17 août 2011

Boulimie en argent.

J'ai écrit. Pour la seconde fois, j'ai écrit un courriel très long dans lequel je parlais à coeur ouvert. Pour la seconde fois, j'ai renoncé à l'envoyer. L'ennui, lorsqu'on aime vraiment une personne, c'est qu'on ne veut pas la blesser. On sait qu'on devrait secouer le tapis plein de poussières devant son visage pour la faire réagir mais on appréhende de la faire pleurer, d'agrandir la plaie sur son coeur. Alors, on hésite, on tergiverse, on se sent impuissant. Et, finalement, on ne fait rien. On regarde, la pointe au coeur, la personne qu'on aime tanguer sur le bord de l'abîme et on prie très fort pour qu'elle ait un sursaut de lucidité au dernier moment. Bien-sûr, cela n'arrive pas.

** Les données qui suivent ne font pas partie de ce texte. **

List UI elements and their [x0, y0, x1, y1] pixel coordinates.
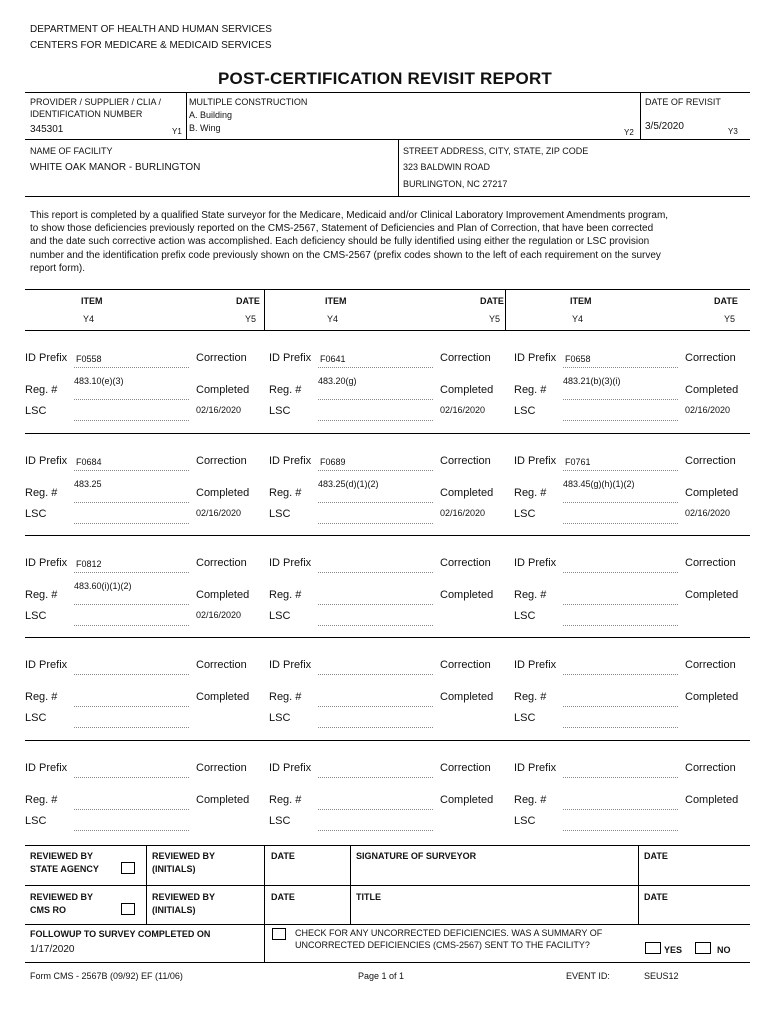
building-label: A. Building: [189, 110, 233, 120]
id-prefix-value[interactable]: F0761: [565, 457, 591, 467]
date-revisit-label: DATE OF REVISIT: [645, 97, 721, 107]
field-underline: [74, 830, 189, 831]
lsc-label: LSC: [269, 405, 291, 417]
completed-date[interactable]: 02/16/2020: [440, 405, 486, 415]
date-label: DATE: [644, 851, 668, 861]
field-underline: [563, 420, 678, 421]
y5-marker: Y5: [489, 314, 501, 324]
cms-ro-label: CMS RO: [30, 905, 66, 915]
id-prefix-label: ID Prefix: [269, 557, 312, 569]
divider: [505, 289, 506, 330]
field-underline: [74, 706, 189, 707]
completed-label: Completed: [685, 589, 739, 601]
reviewed-by-label: REVIEWED BY: [152, 892, 216, 902]
y5-marker: Y5: [724, 314, 736, 324]
lsc-label: LSC: [269, 712, 291, 724]
field-underline: [74, 674, 189, 675]
id-prefix-label: ID Prefix: [269, 762, 312, 774]
no-label: NO: [717, 945, 731, 955]
field-underline: [74, 399, 189, 400]
reg-label: Reg. #: [514, 384, 547, 396]
divider: [25, 924, 750, 925]
y4-marker: Y4: [572, 314, 584, 324]
id-prefix-label: ID Prefix: [514, 455, 557, 467]
divider: [264, 924, 265, 962]
divider: [25, 885, 750, 886]
divider: [350, 845, 351, 924]
field-underline: [318, 706, 433, 707]
completed-label: Completed: [440, 794, 494, 806]
divider: [264, 289, 265, 330]
id-prefix-label: ID Prefix: [25, 659, 68, 671]
initials-label: (INITIALS): [152, 905, 196, 915]
lsc-label: LSC: [25, 508, 47, 520]
reg-label: Reg. #: [269, 589, 302, 601]
correction-label: Correction: [196, 659, 247, 671]
address-label: STREET ADDRESS, CITY, STATE, ZIP CODE: [403, 146, 589, 156]
divider: [638, 845, 639, 924]
id-prefix-value[interactable]: F0689: [320, 457, 346, 467]
reg-value[interactable]: 483.25(d)(1)(2): [318, 479, 379, 489]
field-underline: [74, 604, 189, 605]
y3-marker: Y3: [728, 127, 738, 136]
id-prefix-label: ID Prefix: [514, 762, 557, 774]
y2-marker: Y2: [624, 128, 634, 137]
id-prefix-label: ID Prefix: [25, 557, 68, 569]
uncorrected-checkbox[interactable]: [272, 928, 286, 940]
yes-label: YES: [664, 945, 683, 955]
reg-label: Reg. #: [269, 384, 302, 396]
reg-label: Reg. #: [269, 487, 302, 499]
event-id-value: SEUS12: [644, 971, 679, 981]
field-underline: [318, 572, 433, 573]
reg-label: Reg. #: [25, 691, 58, 703]
divider: [25, 139, 750, 140]
correction-label: Correction: [685, 352, 736, 364]
department-name: DEPARTMENT OF HEALTH AND HUMAN SERVICES: [30, 24, 272, 35]
correction-label: Correction: [440, 557, 491, 569]
id-prefix-label: ID Prefix: [25, 455, 68, 467]
divider: [25, 962, 750, 963]
field-underline: [318, 367, 433, 368]
state-agency-label: STATE AGENCY: [30, 864, 99, 874]
field-underline: [318, 809, 433, 810]
completed-label: Completed: [685, 384, 739, 396]
provider-label: PROVIDER / SUPPLIER / CLIA /: [30, 97, 162, 107]
yes-checkbox[interactable]: [645, 942, 661, 954]
field-underline: [563, 572, 678, 573]
id-prefix-label: ID Prefix: [269, 659, 312, 671]
address-line2: BURLINGTON, NC 27217: [403, 179, 508, 189]
lsc-label: LSC: [269, 610, 291, 622]
correction-label: Correction: [196, 557, 247, 569]
divider: [264, 845, 265, 924]
facility-label: NAME OF FACILITY: [30, 146, 113, 156]
completed-label: Completed: [196, 794, 250, 806]
divider: [25, 637, 750, 638]
completed-label: Completed: [440, 487, 494, 499]
id-prefix-value[interactable]: F0812: [76, 559, 102, 569]
field-underline: [318, 777, 433, 778]
completed-label: Completed: [685, 487, 739, 499]
correction-label: Correction: [196, 762, 247, 774]
lsc-label: LSC: [514, 815, 536, 827]
field-underline: [563, 367, 678, 368]
field-underline: [318, 399, 433, 400]
correction-label: Correction: [196, 455, 247, 467]
id-prefix-value[interactable]: F0641: [320, 354, 346, 364]
field-underline: [74, 727, 189, 728]
reg-value[interactable]: 483.45(g)(h)(1)(2): [563, 479, 635, 489]
lsc-label: LSC: [25, 610, 47, 622]
correction-label: Correction: [685, 557, 736, 569]
page-number: Page 1 of 1: [358, 971, 405, 981]
field-underline: [74, 523, 189, 524]
completed-date[interactable]: 02/16/2020: [196, 405, 242, 415]
instructions-paragraph: This report is completed by a qualified State surveyor for the Medicare, Medicaid and/or Clinical Laboratory Improvement Amendments program, to show those deficiencies previously reported on the CMS-2567, Statement of Deficiencies and Plan of Correction, that have been corrected and the date such corrective action was accomplished. Each deficiency should be fully identified using either the regulation or LSC provision number and the identification prefix code previously shown on the CMS-2567 (prefix codes shown to the left of each requirement on the survey report form).: [30, 210, 669, 274]
lsc-label: LSC: [514, 405, 536, 417]
id-prefix-label: ID Prefix: [514, 659, 557, 671]
divider: [25, 330, 750, 331]
completed-label: Completed: [440, 589, 494, 601]
cms-ro-checkbox[interactable]: [121, 903, 135, 915]
y4-marker: Y4: [327, 314, 339, 324]
correction-label: Correction: [440, 352, 491, 364]
lsc-label: LSC: [25, 405, 47, 417]
field-underline: [318, 625, 433, 626]
multiple-construction-label: MULTIPLE CONSTRUCTION: [189, 97, 308, 107]
centers-name: CENTERS FOR MEDICARE & MEDICAID SERVICES: [30, 40, 272, 51]
reg-value[interactable]: 483.21(b)(3)(i): [563, 376, 621, 386]
id-prefix-label: ID Prefix: [269, 455, 312, 467]
signature-label: SIGNATURE OF SURVEYOR: [356, 851, 477, 861]
correction-label: Correction: [440, 659, 491, 671]
correction-label: Correction: [685, 659, 736, 671]
field-underline: [74, 470, 189, 471]
field-underline: [563, 470, 678, 471]
field-underline: [563, 625, 678, 626]
completed-label: Completed: [440, 384, 494, 396]
reviewed-by-label: REVIEWED BY: [30, 892, 94, 902]
field-underline: [318, 523, 433, 524]
divider: [25, 845, 750, 846]
divider: [146, 845, 147, 924]
state-agency-checkbox[interactable]: [121, 862, 135, 874]
initials-label: (INITIALS): [152, 864, 196, 874]
event-id-label: EVENT ID:: [566, 971, 610, 981]
reg-label: Reg. #: [514, 589, 547, 601]
date-label: DATE: [271, 892, 295, 902]
completed-date[interactable]: 02/16/2020: [196, 508, 242, 518]
address-line1: 323 BALDWIN ROAD: [403, 162, 491, 172]
reg-value[interactable]: 483.10(e)(3): [74, 376, 124, 386]
completed-date[interactable]: 02/16/2020: [440, 508, 486, 518]
y1-marker: Y1: [172, 127, 182, 136]
wing-label: B. Wing: [189, 123, 221, 133]
field-underline: [318, 420, 433, 421]
check-label: CHECK FOR ANY UNCORRECTED DEFICIENCIES. WAS A SUMMARY OF: [295, 928, 603, 938]
provider-number: 345301: [30, 124, 64, 135]
item-column-header: ITEM: [325, 296, 347, 306]
y5-marker: Y5: [245, 314, 257, 324]
id-prefix-label: ID Prefix: [514, 352, 557, 364]
item-column-header: ITEM: [570, 296, 592, 306]
correction-label: Correction: [685, 762, 736, 774]
lsc-label: LSC: [269, 815, 291, 827]
field-underline: [563, 777, 678, 778]
date-column-header: DATE: [236, 296, 260, 306]
check-label: UNCORRECTED DEFICIENCIES (CMS-2567) SENT TO THE FACILITY?: [295, 940, 590, 950]
field-underline: [563, 727, 678, 728]
divider: [186, 92, 187, 139]
provider-label: IDENTIFICATION NUMBER: [30, 109, 143, 119]
completed-label: Completed: [440, 691, 494, 703]
reg-label: Reg. #: [514, 691, 547, 703]
date-label: DATE: [644, 892, 668, 902]
id-prefix-value[interactable]: F0658: [565, 354, 591, 364]
field-underline: [74, 367, 189, 368]
field-underline: [563, 706, 678, 707]
title-label: TITLE: [356, 892, 381, 902]
completed-label: Completed: [196, 487, 250, 499]
correction-label: Correction: [440, 455, 491, 467]
completed-date[interactable]: 02/16/2020: [196, 610, 242, 620]
completed-date[interactable]: 02/16/2020: [685, 405, 731, 415]
correction-label: Correction: [685, 455, 736, 467]
reg-label: Reg. #: [25, 794, 58, 806]
lsc-label: LSC: [269, 508, 291, 520]
correction-label: Correction: [440, 762, 491, 774]
id-prefix-label: ID Prefix: [25, 352, 68, 364]
lsc-label: LSC: [514, 712, 536, 724]
divider: [398, 139, 399, 196]
field-underline: [563, 399, 678, 400]
divider: [25, 433, 750, 434]
field-underline: [563, 523, 678, 524]
id-prefix-label: ID Prefix: [514, 557, 557, 569]
page-title: POST-CERTIFICATION REVISIT REPORT: [217, 69, 553, 88]
no-checkbox[interactable]: [695, 942, 711, 954]
reg-label: Reg. #: [269, 691, 302, 703]
field-underline: [318, 727, 433, 728]
y4-marker: Y4: [83, 314, 95, 324]
lsc-label: LSC: [25, 815, 47, 827]
field-underline: [563, 604, 678, 605]
item-column-header: ITEM: [81, 296, 103, 306]
completed-label: Completed: [685, 691, 739, 703]
id-prefix-value[interactable]: F0684: [76, 457, 102, 467]
completed-date[interactable]: 02/16/2020: [685, 508, 731, 518]
id-prefix-value[interactable]: F0558: [76, 354, 102, 364]
divider: [25, 289, 750, 290]
date-column-header: DATE: [480, 296, 504, 306]
field-underline: [74, 572, 189, 573]
field-underline: [74, 420, 189, 421]
field-underline: [318, 604, 433, 605]
field-underline: [318, 830, 433, 831]
divider: [640, 92, 641, 139]
completed-label: Completed: [196, 384, 250, 396]
field-underline: [563, 830, 678, 831]
date-label: DATE: [271, 851, 295, 861]
field-underline: [318, 502, 433, 503]
followup-date: 1/17/2020: [30, 944, 75, 955]
field-underline: [563, 809, 678, 810]
field-underline: [74, 777, 189, 778]
field-underline: [74, 625, 189, 626]
divider: [25, 196, 750, 197]
field-underline: [563, 502, 678, 503]
form-number: Form CMS - 2567B (09/92) EF (11/06): [30, 971, 183, 981]
completed-label: Completed: [685, 794, 739, 806]
lsc-label: LSC: [25, 712, 47, 724]
field-underline: [74, 809, 189, 810]
lsc-label: LSC: [514, 508, 536, 520]
divider: [25, 740, 750, 741]
id-prefix-label: ID Prefix: [269, 352, 312, 364]
correction-label: Correction: [196, 352, 247, 364]
date-revisit-value: 3/5/2020: [645, 121, 684, 132]
field-underline: [74, 502, 189, 503]
reg-label: Reg. #: [25, 487, 58, 499]
field-underline: [318, 674, 433, 675]
divider: [25, 92, 750, 93]
reg-label: Reg. #: [25, 384, 58, 396]
followup-label: FOLLOWUP TO SURVEY COMPLETED ON: [30, 929, 211, 939]
field-underline: [318, 470, 433, 471]
divider: [25, 535, 750, 536]
reg-label: Reg. #: [514, 794, 547, 806]
reg-value[interactable]: 483.60(i)(1)(2): [74, 581, 132, 591]
field-underline: [563, 674, 678, 675]
reg-label: Reg. #: [25, 589, 58, 601]
facility-name: WHITE OAK MANOR - BURLINGTON: [30, 162, 201, 173]
reviewed-by-label: REVIEWED BY: [152, 851, 216, 861]
reg-value[interactable]: 483.20(g): [318, 376, 357, 386]
reg-label: Reg. #: [514, 487, 547, 499]
completed-label: Completed: [196, 589, 250, 601]
reg-value[interactable]: 483.25: [74, 479, 102, 489]
lsc-label: LSC: [514, 610, 536, 622]
date-column-header: DATE: [714, 296, 738, 306]
reviewed-by-label: REVIEWED BY: [30, 851, 94, 861]
completed-label: Completed: [196, 691, 250, 703]
id-prefix-label: ID Prefix: [25, 762, 68, 774]
reg-label: Reg. #: [269, 794, 302, 806]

Ce spectacle est d'autant plus douloureux que je sais, pertinemment, qu'Elle sait. Elle doit avoir une part d'elle-même, avant de signer ces bouts de papiers, qui lui hurle de ne pas le faire. Si elle nous blesse, nous, je n'ose imaginer ce qu'elle doit ressentir, elle. C'est pathologique. Un peu comme l'alcoolisme. Elle sait que ça la détruit mais elle ne peut s'empêcher de continuer. Elle regarde brûler cet argent qui creuse, toujours un peu plus, l'abysse sans fin de ses dettes, et elle ne peut se décider à éteindre les flammes tant qu'il en est encore temps. Je me rappelle avec angoisse ces moments où, désamparée, elle se tapait la tête contre les murs pour que cesse cette hantise, cette peur de gérer de l'argent. Je croyais, naïvement, que plus jamais elle ne retomberait dans ce gouffre puant de la dette. Mais rien ne se règle par magie. Comme l'alcoolisme. Si on ne prend pas les moyens de guérir alors l'épée de Damoclès ne nous quitte jamais. Tout à l'heure, demain, dans un an, elle tombera. Ce n'est qu'une question de temps.

Je me trouve souvent arrogante de penser comprendre la douleur de mes proches. J'ai beau les aimer plus que tout, je ne suis pas eux. Je ne peux rentrer dans leur tête, réécrire le passé et panser leurs blessures. Je ne suis pas Dieu. Pourtant, lorsque je les vois si proches de tomber, j'ai envie de crier, de rentrer dans leur vie et d'empêcher tous ces démons de s'approcher d'eux. Je voudrais écrire à tous ses "amis" pour leur dire d'arrêter de l'attirer dans leurs cercles d'argent où ils dépensent l'équivalent de sa retraite en quatre jours. Mais ce serait sans doute comme fermer un bar parmi tant d'autres. Tant qu'elle-même ne prendra pas les moyens de vaincre ses démons, je ne ferai que crier dans le désert. Alors j'écris. De longs courriels où je tente de lui expliquer qu'elle n'a pas besoin de tout ça pour qu'on l'aime, qu'elle n'a pas besoin de combler ce vide intérieur en achetant l'amitié ou l'amour des Autres - qu'ils soient humains ou spirituels. L'argent, c'est la drogue des Hommes. Aucun ami, Aucun Amour, Aucun Dieu ne s'en repaîtra jamais. 

Elle a trébuché. Une fois de plus, elle s'est rapprochée du vide en souriant. Une fois de plus, je regarde mon courriel et je m'en veux d'être si loin pour ne pas simplement la prendre dans mes bras et lui dire tout ce que j'ai écrit. Une fois de plus, j'hésite, je tergiverse et je n'enverrai sûrement pas le courriel. Pour ne pas la blesser, je prends le risque de la laisser se faire plus mal encore. Je suis lâche. Je reprends mon courriel, le relis et me sens, à mon tour, vide, impuissante. Si chacun reçoit la croix qu'il est capable de porter, certains ont besoin d'aide pour remonter la pente. À défaut de pouvoir changer leur passé, peut-être peut-on les aider à écrire leur futur. Aurai-je ce courage?